Vestale sanctifiée 2
La Vestale sanctifiée
II
Fenrys
Elle ignore l’Enfer comme le Purgatoire,
Et quand l’heure viendra d’entrer dans la Nuit noire,
Elle regardera la face de la Mort,
Ainsi qu’un nouveau-né, — sans haine et sans remord.
(Charles Baudelaire)
Pour l'ambiance musicale, c'est ici
Le vieillard observa longuement la sphère transparente dans laquelle se
succédaient des images, puis, d'un ton serein, il murmura :
"Tout n'est peut-être pas perdu..."
Elle
ouvrit les yeux, trempée de la tête aux pieds, sa chevelure lunaire
dégoulinant sur ses épaules dénudées, l'étoffe de sa tenue alourdie par
une eau glaciale. Ses prunelles félines luisaient faiblement de leur
éclat mordoré, dans la pénombre du port de Nosgoth. Son esprit n'était
plus que néant. Qu'avait-elle été ? Que s'était-il passé ? Elle se
releva avec souplesse, sa peau était étincelante sous les perles
d'humidité qui ruisselaient, longeant les formes sculpturales de son
corps. Deux oreilles pointues perçaient l'épais voile que constituait
sa chevelure opaline.
Elle découvrit peu à peu le nouveau
monde auquel elle faisait face, ignorant tout d'elle, si ce n'est ce
nom mélodieux : Nérissa. Un jour, elle rencontra un lycan du nom de
Fenrys, une brute qui fut curieusement attendrie par la demoiselle et
qui décida de devenir son protecteur, envers et contre tout. Errant à
travers les ruelles de Nosgoth, Nérissa semblait chercher quelque
chose, elle n'hésitait pas à venir en aide à ceux qui souffraient ou
qui étaient blessés et ne parvenait pas à comprendre la violence. On
murmurait que Fenrys n'était jamais loin et que s'attaquer à elle était
devenu risqué.
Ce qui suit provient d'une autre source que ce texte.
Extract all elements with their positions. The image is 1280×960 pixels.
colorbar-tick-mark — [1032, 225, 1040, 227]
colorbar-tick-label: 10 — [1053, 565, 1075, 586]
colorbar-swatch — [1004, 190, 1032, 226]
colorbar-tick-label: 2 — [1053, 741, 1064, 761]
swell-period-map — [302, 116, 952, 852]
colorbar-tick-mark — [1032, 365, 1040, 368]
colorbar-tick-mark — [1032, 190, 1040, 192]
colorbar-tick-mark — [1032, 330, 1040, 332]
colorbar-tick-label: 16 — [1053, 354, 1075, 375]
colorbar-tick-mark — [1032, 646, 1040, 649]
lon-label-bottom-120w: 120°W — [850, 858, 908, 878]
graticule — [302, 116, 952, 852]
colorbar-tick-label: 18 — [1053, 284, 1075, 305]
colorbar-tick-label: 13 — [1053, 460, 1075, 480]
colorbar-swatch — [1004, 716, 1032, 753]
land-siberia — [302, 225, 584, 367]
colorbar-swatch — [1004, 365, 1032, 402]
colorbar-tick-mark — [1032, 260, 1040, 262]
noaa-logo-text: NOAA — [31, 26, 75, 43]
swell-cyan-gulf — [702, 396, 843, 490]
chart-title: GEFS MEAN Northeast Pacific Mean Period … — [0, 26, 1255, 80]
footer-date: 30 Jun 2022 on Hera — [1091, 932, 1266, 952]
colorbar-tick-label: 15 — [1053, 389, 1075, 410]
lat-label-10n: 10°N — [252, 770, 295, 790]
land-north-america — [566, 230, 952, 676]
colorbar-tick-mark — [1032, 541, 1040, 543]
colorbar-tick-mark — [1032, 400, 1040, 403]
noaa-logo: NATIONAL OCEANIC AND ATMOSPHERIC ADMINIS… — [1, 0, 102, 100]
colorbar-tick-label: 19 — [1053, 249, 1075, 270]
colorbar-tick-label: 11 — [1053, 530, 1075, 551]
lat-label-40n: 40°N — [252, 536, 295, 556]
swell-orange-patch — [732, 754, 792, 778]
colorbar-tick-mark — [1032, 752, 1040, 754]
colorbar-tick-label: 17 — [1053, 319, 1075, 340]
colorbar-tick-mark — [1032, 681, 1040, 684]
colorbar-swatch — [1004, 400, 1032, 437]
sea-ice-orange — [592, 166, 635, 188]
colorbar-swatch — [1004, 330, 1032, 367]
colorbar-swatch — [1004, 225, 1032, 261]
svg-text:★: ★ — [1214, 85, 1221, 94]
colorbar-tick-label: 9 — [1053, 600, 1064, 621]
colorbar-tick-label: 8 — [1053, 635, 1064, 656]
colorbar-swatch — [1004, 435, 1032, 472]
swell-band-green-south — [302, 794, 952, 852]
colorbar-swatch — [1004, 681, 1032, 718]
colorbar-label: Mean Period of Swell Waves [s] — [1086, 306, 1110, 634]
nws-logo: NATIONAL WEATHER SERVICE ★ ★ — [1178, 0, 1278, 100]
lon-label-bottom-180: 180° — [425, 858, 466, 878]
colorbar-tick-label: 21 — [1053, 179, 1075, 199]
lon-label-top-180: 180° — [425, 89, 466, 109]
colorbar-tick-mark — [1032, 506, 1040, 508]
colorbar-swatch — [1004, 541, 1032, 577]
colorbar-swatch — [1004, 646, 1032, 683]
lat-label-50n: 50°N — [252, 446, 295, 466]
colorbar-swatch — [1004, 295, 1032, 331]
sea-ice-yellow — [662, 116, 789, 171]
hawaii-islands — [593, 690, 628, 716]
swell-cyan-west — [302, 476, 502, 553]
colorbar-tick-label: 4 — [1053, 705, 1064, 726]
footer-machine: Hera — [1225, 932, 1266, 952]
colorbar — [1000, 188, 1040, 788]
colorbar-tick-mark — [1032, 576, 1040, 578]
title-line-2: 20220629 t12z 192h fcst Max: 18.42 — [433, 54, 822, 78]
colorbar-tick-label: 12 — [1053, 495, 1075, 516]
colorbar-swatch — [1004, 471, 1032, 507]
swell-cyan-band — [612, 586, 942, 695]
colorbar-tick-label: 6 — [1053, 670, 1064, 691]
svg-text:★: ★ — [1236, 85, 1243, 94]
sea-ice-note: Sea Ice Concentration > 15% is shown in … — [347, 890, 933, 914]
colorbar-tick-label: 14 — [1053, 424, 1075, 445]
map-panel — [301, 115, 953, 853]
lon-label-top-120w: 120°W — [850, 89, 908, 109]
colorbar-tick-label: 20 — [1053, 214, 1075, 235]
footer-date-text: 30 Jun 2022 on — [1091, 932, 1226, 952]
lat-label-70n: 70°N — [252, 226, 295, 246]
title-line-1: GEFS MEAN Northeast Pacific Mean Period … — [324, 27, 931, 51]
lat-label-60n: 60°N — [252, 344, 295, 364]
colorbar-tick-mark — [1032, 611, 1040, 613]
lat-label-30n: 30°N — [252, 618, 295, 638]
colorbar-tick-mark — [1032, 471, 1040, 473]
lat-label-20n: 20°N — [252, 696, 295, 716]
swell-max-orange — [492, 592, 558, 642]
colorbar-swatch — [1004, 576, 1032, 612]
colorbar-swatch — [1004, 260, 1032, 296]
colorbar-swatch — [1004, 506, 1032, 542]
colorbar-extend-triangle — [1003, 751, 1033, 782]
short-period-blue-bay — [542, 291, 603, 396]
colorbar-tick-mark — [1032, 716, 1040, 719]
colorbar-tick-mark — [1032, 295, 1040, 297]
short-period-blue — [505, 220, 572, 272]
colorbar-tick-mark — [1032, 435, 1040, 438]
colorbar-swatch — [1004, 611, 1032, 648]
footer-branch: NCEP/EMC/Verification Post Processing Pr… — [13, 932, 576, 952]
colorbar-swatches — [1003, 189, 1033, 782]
On affirmait aussi que le loup serait allé jusqu'à la
sauver au sein même du château des démons.
Ils vécurent ainsi,
durant de longs instants, errant tous deux. Elle lui apportait la
douceur et l'innocence qu'il avait perdues, il la protégeait, et, sans
le vouloir, il était devenu le nouveau gardien.
La Vierge
consacrée avait réussi son œuvre, au royaume de Sélune : la graine de
la vertu était plantée et ne cessait d'y croître, plante tentaculaire
aux fleurs pâles. La mémoire qui lui avait été prise ne pouvait
empêcher la lumière de triompher en elle, et son dessein
s'accomplissait de lui-même à Nosgoth.
"Notre
but sera bien atteint, j'en suis certain... Les terres où sa
renaissance s'est produite sont l'origine même des maux qui pourrissent
l'ensemble de cet univers. C'est la-bas et nul par ailleurs qu'elle
doit apporter la guérison."
Le second ancien toisa son confrère.
"Pourquoi avoir gâché l'une de ses vies dans nos contrées, alors ?"
Mais,
un jour, le loup disparu. Lassitude ? Peur ? Nérissa se retrouva livrée
à elle-même, et elle tomba entre de biens sombres mains. Celles d'une
terrible démone... Mais le destin était aux côtés de la vierge. Un
combat. Un coup de lame, anodin. Elle ne se sentait plus le courage de
vivre. Elle n'usa point de ses dons de régénération. Et la mort vint se
poser sur front et clore ses paupières de velours, d'une main presque
caressante. Sans son gardien, la vierge ne peut vivre. C'est inscrit en
elle.
"Parce qu'il fallait qu'elle conserve son innocence. Cette vie aura inscrit en elle l'essentiel."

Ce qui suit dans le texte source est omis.